Behold my Beloved Son, in whom I am well pleased, in whom I have glorified my name—hear ye him.

And it came to pass, as they understood they cast their eyes up again towards heaven; and behold, they saw a Man descending out of heaven; and he was clothed in a white robe; and he came down and stood in the midst of them; and the eyes of the whole multitude were turned upon him, and they durst not open their mouths, even one to another, and wist not what it meant, for they thought it was an angel that had appeared unto them.

And it came to pass that he stretched forth his hand and spake unto the people, saying:

Behold, I am Jesus Christ, whom the prophets testified shall come into the world.

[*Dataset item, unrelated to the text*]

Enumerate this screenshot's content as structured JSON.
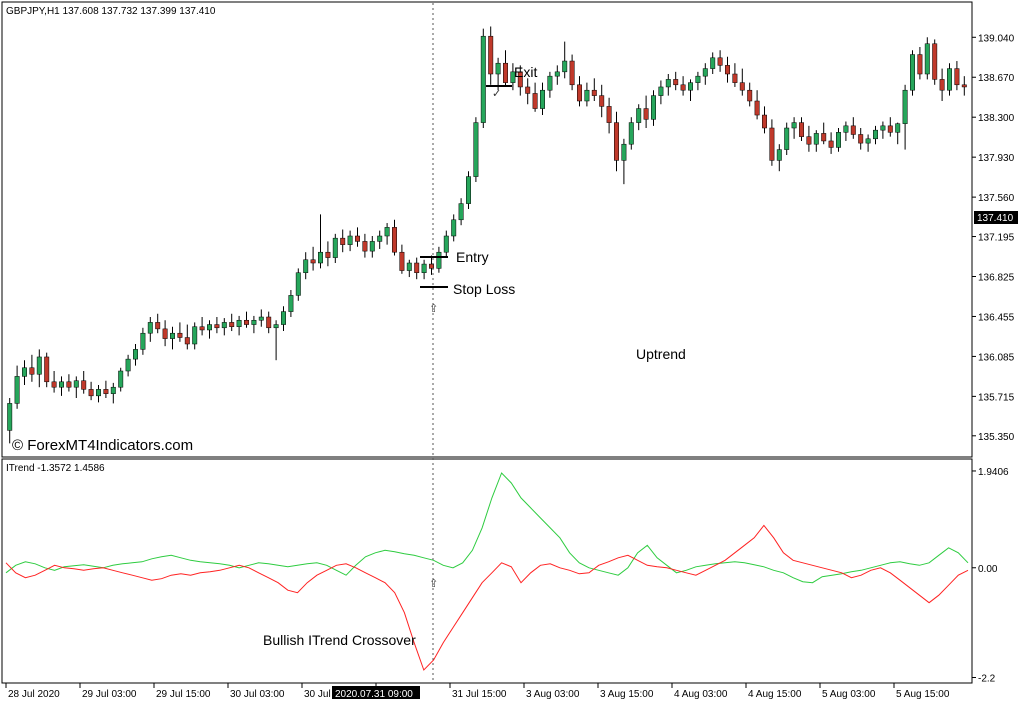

And behold, I am the light and the life of the world; and I have drunk out of that bitter cup which the Father hath given me, and have glorified the Father in taking upon me the sins of the world, in the which I have suffered the will of the Father in all things from the beginning.

And it came to pass that when Jesus had spoken these words the whole multitude fell to the earth; for they remembered that it had been prophesied among them that Christ should show himself unto them after his ascension into heaven.

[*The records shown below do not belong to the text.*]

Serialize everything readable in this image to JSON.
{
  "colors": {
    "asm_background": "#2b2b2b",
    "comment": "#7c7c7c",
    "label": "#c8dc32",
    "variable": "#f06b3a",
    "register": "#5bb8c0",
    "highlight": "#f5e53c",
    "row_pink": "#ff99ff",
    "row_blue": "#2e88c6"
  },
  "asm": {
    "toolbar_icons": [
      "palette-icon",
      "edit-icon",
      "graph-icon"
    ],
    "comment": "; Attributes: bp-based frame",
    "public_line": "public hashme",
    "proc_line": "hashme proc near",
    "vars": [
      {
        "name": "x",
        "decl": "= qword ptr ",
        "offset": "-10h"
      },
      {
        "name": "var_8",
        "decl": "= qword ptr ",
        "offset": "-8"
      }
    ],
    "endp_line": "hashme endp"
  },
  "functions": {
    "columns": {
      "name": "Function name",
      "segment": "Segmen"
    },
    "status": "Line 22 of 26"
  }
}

And it came to pass that the Lord spake unto them saying:

Arise and come forth unto me, that ye may thrust your hands into my side, and also that ye may feel the prints of the nails in my hands and in my feet, that ye may know that I am the God of Israel, and the God of the whole earth, and have been slain for the sins of the world.

And it came to pass that the multitude went forth, and thrust their hands into his side, and did feel the prints of the nails in his hands and in his feet; and this they did do, going forth one by one until they had all gone forth, and did see with their eyes and did feel with their hands, and did know of a surety and did bear record, that it was he, of whom if was written by the prophets, that should come.

And when they had all gone forth and had witnessed for themselves, they did cry out with one accord, saying: Hosanna! Blessed be the name of the Most High God! And they did fall down at the feet of Jesus, and did worship him” (3 Nephi 11:6-17).

In the days that followed, the same divine visitor introduced the blessing of the bread and wine as a sacrament; he called forth all their sick, afflicted, lame, blind, and dumb, and healed them; he organized an administration to teach and baptize in his name, and he counseled these leaders and the multitudes about his doctrine. And after many days, “there came a cloud and overshadowed the multitude that they could not see Jesus. And while they were overshadowed he departed from them, and ascended into heaven. And the disciples saw and did bear record that he ascended again into heaven” (3 Nephi 18:38-39).

This is the true story of the Great White God. He is Jesus the Christ, the Savior of all mankind.